If that isn’t enough to cause insomnia or a migraine, add in the challenges and duplication of abstracting critical data elements from unstructured clinical data from paper, scanned images or dictation. As long as I am on the topic of unstructured data, it provides an opportunity to circle back to the topic of business intelligence “maturity” to ask another question. Is natural language processing at a practical state in underlying technology and cost efficiency, that it can provide value in both clinician workflow and at a business intelligence backend for data mining and analytics?

As if Meaningful Use and ICD-10 adoption weren’t enough to keep hospitals busy through 2017 and beyond, add the complexity of the CMS rules and timelines for participating in an Accountable Care Organization or the Medicare Hospital Value-Based Purchasing Program. Beyond the reporting requirements, there is still an expectation that business intelligence can drive change in hospitals, as well as in ambulatory care, medical home and most importantly, the patient. The demands for data seem to be never-ending.

How does a hospital achieve not only mature business intelligence, but continue to grow and extend their infrastructure to an enterprise information management system with predictive modeling and tools to manage “big data”? While there are many helpful resources out there, such as Gartner’s Invest in Information and Analytics to Benefit from Big Data report, I think it is more useful to take a recommendation from Steven Covey’s The 7 Habits of Highly Effective People and begin with the end in mind.

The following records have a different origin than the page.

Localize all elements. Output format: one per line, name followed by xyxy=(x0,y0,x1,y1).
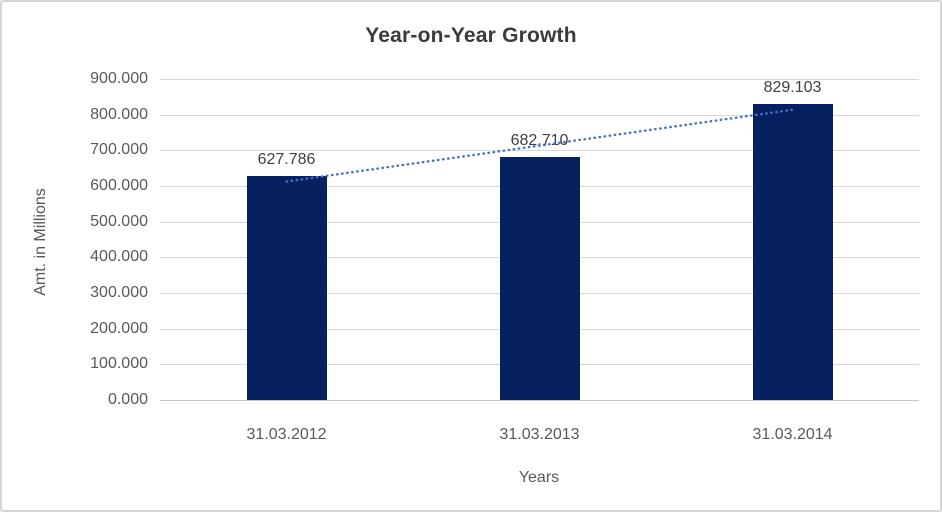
y-tick-label: 500.000 xyxy=(90,212,148,230)
x-tick-label: 31.03.2014 xyxy=(752,426,833,443)
y-tick-label: 800.000 xyxy=(90,105,148,123)
bar-value-label: 627.786 xyxy=(257,151,316,169)
bar xyxy=(752,104,833,400)
x-axis-title: Years xyxy=(518,469,560,486)
y-axis-title: Amt. in Millions xyxy=(32,188,49,296)
y-tick-label: 0.000 xyxy=(107,391,148,408)
y-tick-label: 200.000 xyxy=(90,319,148,337)
x-tick-label: 31.03.2012 xyxy=(246,426,327,443)
bar-value-label: 682.710 xyxy=(510,131,569,149)
y-tick-label: 600.000 xyxy=(90,177,148,194)
x-axis-line xyxy=(160,400,919,401)
y-tick-label: 100.000 xyxy=(90,355,148,373)
chart-title: Year-on-Year Growth xyxy=(365,24,577,47)
y-tick-label: 400.000 xyxy=(90,248,148,266)
gridline xyxy=(160,79,919,80)
y-tick-label: 700.000 xyxy=(90,141,148,159)
y-tick-label: 900.000 xyxy=(90,70,148,87)
x-tick-label: 31.03.2013 xyxy=(499,426,580,443)
bar-value-label: 829.103 xyxy=(763,79,822,97)
y-tick-label: 300.000 xyxy=(90,284,148,301)
bar xyxy=(499,156,580,400)
bar xyxy=(246,176,327,400)
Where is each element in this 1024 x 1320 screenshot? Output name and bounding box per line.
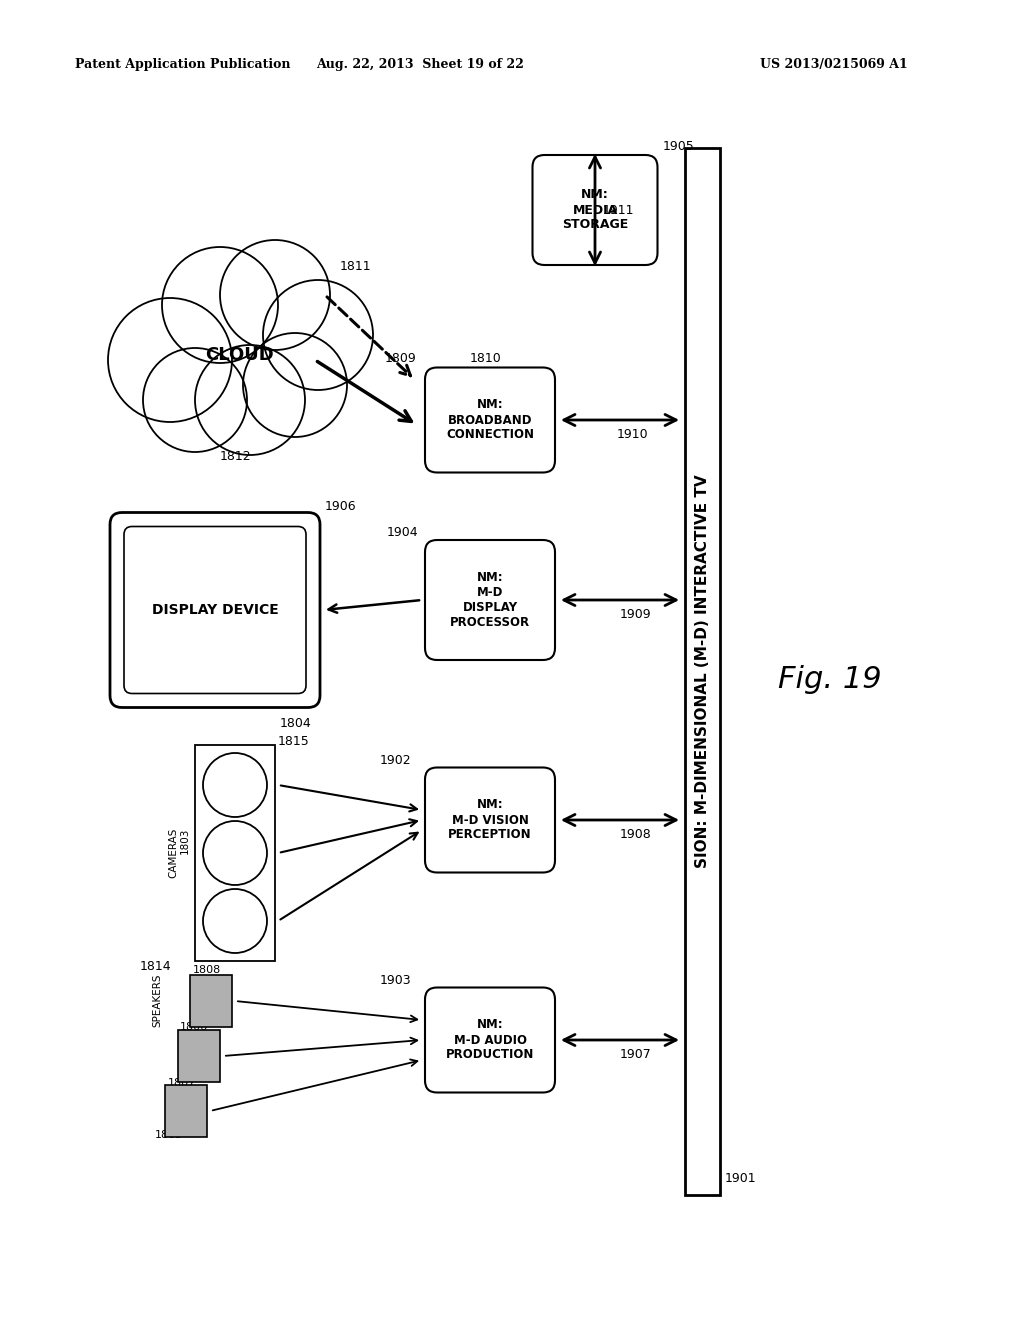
Text: Patent Application Publication: Patent Application Publication xyxy=(75,58,291,71)
Text: Aug. 22, 2013  Sheet 19 of 22: Aug. 22, 2013 Sheet 19 of 22 xyxy=(316,58,524,71)
Text: 1810: 1810 xyxy=(470,352,502,366)
Text: NM:
M-D VISION
PERCEPTION: NM: M-D VISION PERCEPTION xyxy=(449,799,531,842)
FancyBboxPatch shape xyxy=(425,987,555,1093)
Circle shape xyxy=(203,821,267,884)
FancyBboxPatch shape xyxy=(124,527,306,693)
Bar xyxy=(178,1030,220,1082)
Text: 1902: 1902 xyxy=(380,754,412,767)
Bar xyxy=(165,1085,207,1137)
FancyBboxPatch shape xyxy=(110,512,319,708)
Text: 1907: 1907 xyxy=(620,1048,651,1061)
Text: 1804: 1804 xyxy=(280,717,311,730)
FancyBboxPatch shape xyxy=(425,767,555,873)
Bar xyxy=(190,975,232,1027)
Text: SPEAKERS: SPEAKERS xyxy=(152,973,162,1027)
Text: 1805: 1805 xyxy=(155,1130,183,1140)
Circle shape xyxy=(162,247,278,363)
FancyBboxPatch shape xyxy=(425,367,555,473)
Text: 1901: 1901 xyxy=(725,1172,757,1185)
Text: 1812: 1812 xyxy=(220,450,252,463)
Text: NM:
MEDIA
STORAGE: NM: MEDIA STORAGE xyxy=(562,189,628,231)
Text: 1808: 1808 xyxy=(193,965,221,975)
FancyBboxPatch shape xyxy=(532,154,657,265)
Text: 1905: 1905 xyxy=(663,140,694,153)
Circle shape xyxy=(108,298,232,422)
Circle shape xyxy=(143,348,247,451)
Circle shape xyxy=(203,888,267,953)
Circle shape xyxy=(220,240,330,350)
Text: 1903: 1903 xyxy=(380,974,412,986)
Circle shape xyxy=(203,752,267,817)
Text: DISPLAY DEVICE: DISPLAY DEVICE xyxy=(152,603,279,616)
Text: CAMERAS
1803: CAMERAS 1803 xyxy=(168,828,190,878)
Text: 1815: 1815 xyxy=(278,735,309,748)
Text: 1811: 1811 xyxy=(340,260,372,273)
Text: 1908: 1908 xyxy=(620,828,651,841)
Text: Fig. 19: Fig. 19 xyxy=(778,665,882,694)
Circle shape xyxy=(263,280,373,389)
Text: 1814: 1814 xyxy=(140,960,172,973)
Text: NM:
BROADBAND
CONNECTION: NM: BROADBAND CONNECTION xyxy=(446,399,534,441)
Circle shape xyxy=(195,345,305,455)
Text: NM:
M-D
DISPLAY
PROCESSOR: NM: M-D DISPLAY PROCESSOR xyxy=(450,572,530,630)
Text: 1806: 1806 xyxy=(180,1022,208,1032)
Text: US 2013/0215069 A1: US 2013/0215069 A1 xyxy=(760,58,907,71)
Text: 1906: 1906 xyxy=(325,500,356,513)
Text: 1911: 1911 xyxy=(603,203,635,216)
Text: 1910: 1910 xyxy=(617,428,648,441)
Bar xyxy=(195,744,275,961)
Text: 1909: 1909 xyxy=(620,609,651,620)
Text: 1809: 1809 xyxy=(385,352,417,366)
Text: NM:
M-D AUDIO
PRODUCTION: NM: M-D AUDIO PRODUCTION xyxy=(445,1019,535,1061)
Circle shape xyxy=(243,333,347,437)
Text: CLOUD: CLOUD xyxy=(206,346,274,364)
Bar xyxy=(685,148,720,1195)
FancyBboxPatch shape xyxy=(425,540,555,660)
Text: 1807: 1807 xyxy=(168,1078,197,1088)
Text: 1904: 1904 xyxy=(387,525,419,539)
Text: SION: M-DIMENSIONAL (M-D) INTERACTIVE TV: SION: M-DIMENSIONAL (M-D) INTERACTIVE TV xyxy=(695,475,710,869)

Instead of just keeping up with regulatory and quality minimum requirements with fixed deadlines, is it possible to step back and look at the big picture of the current, but ever-evolving, future state? Despite the competing priorities that challenge the resources and day-to-day patient care activities, can hospitals get the needed time and resources to move ahead of the demand versus struggling to keep up? Let me know your thoughts!